Individuals: Gains over $250,000 will be taxed at 66.67%.
For individuals, the first $250,000 of capital gains each year will still be taxed at 50%. This threshold applies to gains from investments, properties, and other assets, even those inherited or passed on at death.
Example:
If you sell stocks and make a $300,000 profit:
The first $250,000 will be taxed at the 50% rate.
The remaining $50,000 will be taxed at the 66.67% rate.
Why it Matters
High-income individuals with large investments or those planning to sell significant assets, such as vacation homes or rental properties, will be most affected. The increase means paying more taxes on profits from these sales.
Planning Tips
Sell Before June 25: If you have valuable investments you plan to sell soon, consider doing so before the new rates kick in.
Manage Annual Gains: After June 25, try to keep annual capital gains below $250,000 to benefit from the lower tax rate.
Estate Planning: Discuss with advisors about the best ways to handle property and investments in your will, especially if they have appreciated significantly.
Special Considerations for Properties: Selling real estate like a cottage isn’t as simple as selling stocks. Plan carefully with your advisors to minimize taxes.
Example Calculation
If you’re in Ontario and sell an asset for a $100,000 profit before June 25, 2024:
Tax payable: $26,770.
If you wait until after June 25:
Tax payable: $35,690.
This means paying $8,920 more in taxes if you wait, but it could be worth it if the investment grows significantly in value.
Conclusion
Deciding whether to sell assets before or after June 25, 2024, involves many factors, including your financial needs, investment goals, and tax situation. It’s important to discuss your options with an expert to make the best decision for your circumstances.

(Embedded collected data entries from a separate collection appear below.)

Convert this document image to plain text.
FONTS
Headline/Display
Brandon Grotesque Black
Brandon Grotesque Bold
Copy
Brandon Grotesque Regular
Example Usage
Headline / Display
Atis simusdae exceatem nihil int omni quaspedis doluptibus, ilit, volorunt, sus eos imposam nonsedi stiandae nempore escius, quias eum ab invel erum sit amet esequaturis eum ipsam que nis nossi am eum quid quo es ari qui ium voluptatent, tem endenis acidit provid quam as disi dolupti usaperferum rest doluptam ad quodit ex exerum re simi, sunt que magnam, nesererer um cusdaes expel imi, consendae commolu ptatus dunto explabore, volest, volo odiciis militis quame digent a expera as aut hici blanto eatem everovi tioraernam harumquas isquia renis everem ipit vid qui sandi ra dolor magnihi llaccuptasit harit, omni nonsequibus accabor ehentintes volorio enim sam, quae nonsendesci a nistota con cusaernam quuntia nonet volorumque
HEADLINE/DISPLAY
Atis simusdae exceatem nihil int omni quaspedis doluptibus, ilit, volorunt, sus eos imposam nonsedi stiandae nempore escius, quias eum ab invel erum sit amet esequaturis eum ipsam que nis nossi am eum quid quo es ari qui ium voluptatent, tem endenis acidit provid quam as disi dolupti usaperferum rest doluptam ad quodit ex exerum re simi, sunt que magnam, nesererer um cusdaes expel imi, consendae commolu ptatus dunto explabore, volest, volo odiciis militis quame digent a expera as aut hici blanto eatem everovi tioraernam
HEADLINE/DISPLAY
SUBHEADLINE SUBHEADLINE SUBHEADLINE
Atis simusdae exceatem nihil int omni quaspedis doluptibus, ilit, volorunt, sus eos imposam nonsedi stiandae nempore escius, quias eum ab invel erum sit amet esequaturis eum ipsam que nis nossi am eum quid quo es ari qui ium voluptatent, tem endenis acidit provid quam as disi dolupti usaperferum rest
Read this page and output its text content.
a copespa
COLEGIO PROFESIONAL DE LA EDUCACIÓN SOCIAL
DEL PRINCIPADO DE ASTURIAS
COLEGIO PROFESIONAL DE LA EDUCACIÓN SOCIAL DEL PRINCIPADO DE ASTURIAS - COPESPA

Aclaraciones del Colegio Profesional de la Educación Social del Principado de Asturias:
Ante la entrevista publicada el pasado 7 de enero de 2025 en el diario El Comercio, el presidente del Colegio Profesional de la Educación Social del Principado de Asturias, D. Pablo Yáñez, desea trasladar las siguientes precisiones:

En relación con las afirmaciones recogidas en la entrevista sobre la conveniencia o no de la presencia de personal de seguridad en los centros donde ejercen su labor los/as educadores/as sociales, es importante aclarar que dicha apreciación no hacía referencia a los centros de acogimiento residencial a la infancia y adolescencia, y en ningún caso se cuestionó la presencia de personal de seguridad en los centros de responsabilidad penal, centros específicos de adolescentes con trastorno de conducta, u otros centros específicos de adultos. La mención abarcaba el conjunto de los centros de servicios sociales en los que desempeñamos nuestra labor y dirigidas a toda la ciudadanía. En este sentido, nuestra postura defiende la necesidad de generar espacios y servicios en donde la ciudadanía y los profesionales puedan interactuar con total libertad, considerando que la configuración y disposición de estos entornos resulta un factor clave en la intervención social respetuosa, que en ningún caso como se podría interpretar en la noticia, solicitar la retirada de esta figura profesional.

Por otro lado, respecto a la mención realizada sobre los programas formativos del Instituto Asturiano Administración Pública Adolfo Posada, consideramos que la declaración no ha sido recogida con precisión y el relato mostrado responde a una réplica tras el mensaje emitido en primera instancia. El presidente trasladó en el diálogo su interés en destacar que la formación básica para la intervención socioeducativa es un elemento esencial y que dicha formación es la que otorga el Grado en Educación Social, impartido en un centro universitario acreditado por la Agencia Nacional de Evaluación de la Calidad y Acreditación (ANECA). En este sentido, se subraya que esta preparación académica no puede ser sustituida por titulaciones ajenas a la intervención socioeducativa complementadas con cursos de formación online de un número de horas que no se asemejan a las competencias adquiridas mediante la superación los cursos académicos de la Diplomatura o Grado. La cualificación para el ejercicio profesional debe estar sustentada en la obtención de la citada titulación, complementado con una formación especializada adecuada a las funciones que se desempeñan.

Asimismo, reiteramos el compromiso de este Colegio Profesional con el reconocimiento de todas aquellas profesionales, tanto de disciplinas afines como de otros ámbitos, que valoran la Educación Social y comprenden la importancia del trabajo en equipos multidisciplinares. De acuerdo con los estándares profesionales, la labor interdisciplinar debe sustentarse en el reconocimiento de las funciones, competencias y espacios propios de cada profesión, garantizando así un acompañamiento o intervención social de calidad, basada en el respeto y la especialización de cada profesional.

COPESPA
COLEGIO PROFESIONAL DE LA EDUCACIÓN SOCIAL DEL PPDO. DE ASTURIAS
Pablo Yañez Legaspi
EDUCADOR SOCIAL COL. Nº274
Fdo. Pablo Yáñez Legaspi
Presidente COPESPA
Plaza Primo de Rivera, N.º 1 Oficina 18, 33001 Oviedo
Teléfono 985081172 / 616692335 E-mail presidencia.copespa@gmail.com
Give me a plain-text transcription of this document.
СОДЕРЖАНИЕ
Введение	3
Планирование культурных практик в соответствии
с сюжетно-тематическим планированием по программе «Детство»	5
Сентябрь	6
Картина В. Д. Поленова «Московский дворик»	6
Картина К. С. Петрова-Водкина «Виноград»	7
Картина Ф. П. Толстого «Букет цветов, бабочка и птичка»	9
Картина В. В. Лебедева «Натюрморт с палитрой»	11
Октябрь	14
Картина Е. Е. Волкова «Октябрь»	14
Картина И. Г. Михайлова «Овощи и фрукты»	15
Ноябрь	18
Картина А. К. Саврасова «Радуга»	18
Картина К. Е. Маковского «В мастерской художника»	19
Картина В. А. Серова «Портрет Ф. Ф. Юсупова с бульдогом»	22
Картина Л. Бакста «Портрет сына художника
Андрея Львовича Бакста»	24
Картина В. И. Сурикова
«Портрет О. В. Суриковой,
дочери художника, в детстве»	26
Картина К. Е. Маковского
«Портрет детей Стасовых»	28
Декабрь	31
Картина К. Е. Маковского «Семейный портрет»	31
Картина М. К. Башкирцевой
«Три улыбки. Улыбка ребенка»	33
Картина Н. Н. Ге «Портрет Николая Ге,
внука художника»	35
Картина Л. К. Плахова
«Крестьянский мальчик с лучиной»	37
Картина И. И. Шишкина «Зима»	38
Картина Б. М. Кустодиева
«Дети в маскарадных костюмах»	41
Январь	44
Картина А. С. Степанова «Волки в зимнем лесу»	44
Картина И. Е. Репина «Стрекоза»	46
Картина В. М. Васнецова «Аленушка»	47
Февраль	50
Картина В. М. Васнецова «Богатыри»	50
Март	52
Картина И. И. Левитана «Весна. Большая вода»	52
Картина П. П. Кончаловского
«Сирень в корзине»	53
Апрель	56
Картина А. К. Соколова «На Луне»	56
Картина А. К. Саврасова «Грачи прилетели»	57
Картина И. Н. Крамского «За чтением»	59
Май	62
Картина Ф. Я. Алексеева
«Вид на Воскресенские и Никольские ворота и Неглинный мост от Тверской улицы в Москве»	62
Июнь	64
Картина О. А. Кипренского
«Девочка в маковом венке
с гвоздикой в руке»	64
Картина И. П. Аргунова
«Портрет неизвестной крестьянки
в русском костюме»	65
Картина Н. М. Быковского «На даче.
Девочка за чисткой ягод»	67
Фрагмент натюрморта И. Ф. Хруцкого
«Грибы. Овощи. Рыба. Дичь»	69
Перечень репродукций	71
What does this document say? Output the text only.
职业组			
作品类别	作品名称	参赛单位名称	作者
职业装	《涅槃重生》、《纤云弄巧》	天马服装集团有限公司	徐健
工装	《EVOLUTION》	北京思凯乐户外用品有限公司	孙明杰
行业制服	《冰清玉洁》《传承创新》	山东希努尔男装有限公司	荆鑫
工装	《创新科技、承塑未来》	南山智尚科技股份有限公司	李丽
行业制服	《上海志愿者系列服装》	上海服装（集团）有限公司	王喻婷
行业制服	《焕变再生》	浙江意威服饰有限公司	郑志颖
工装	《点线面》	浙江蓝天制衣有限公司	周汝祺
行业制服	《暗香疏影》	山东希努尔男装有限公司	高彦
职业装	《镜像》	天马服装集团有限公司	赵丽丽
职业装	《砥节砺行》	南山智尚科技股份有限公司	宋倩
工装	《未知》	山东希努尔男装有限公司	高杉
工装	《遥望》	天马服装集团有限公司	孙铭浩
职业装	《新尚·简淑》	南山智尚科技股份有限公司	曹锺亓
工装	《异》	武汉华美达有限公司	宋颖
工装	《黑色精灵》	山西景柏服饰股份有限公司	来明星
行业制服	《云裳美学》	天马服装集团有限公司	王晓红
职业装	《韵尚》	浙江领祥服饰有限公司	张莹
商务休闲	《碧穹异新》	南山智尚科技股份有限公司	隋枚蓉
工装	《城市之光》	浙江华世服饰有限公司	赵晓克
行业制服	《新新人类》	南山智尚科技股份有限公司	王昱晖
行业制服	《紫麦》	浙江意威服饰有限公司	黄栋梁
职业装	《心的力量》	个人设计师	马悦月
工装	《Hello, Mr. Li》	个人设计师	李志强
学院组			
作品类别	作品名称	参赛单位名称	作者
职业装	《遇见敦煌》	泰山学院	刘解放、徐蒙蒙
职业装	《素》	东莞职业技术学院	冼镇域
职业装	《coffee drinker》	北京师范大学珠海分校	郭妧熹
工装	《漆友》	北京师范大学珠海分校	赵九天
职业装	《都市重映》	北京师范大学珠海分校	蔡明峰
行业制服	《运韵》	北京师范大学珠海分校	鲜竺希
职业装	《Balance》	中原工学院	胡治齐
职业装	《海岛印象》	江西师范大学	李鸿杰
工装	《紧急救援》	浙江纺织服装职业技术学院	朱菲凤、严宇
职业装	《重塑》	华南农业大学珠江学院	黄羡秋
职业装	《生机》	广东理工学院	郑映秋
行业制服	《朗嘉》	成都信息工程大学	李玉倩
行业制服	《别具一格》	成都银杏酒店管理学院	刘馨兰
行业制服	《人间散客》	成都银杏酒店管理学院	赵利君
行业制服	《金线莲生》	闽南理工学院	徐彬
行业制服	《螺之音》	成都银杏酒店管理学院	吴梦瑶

Remember, the proposed changes are not yet law, so stay informed about any updates. For further details, consult a certified personal tax accountant and consider reading additional resources on managing wealth in Canada.
This blog post is intended to provide general information only and should not be construed as tax advice or opinions. Always consult a qualified accountant before making any decisions regarding your tax situation.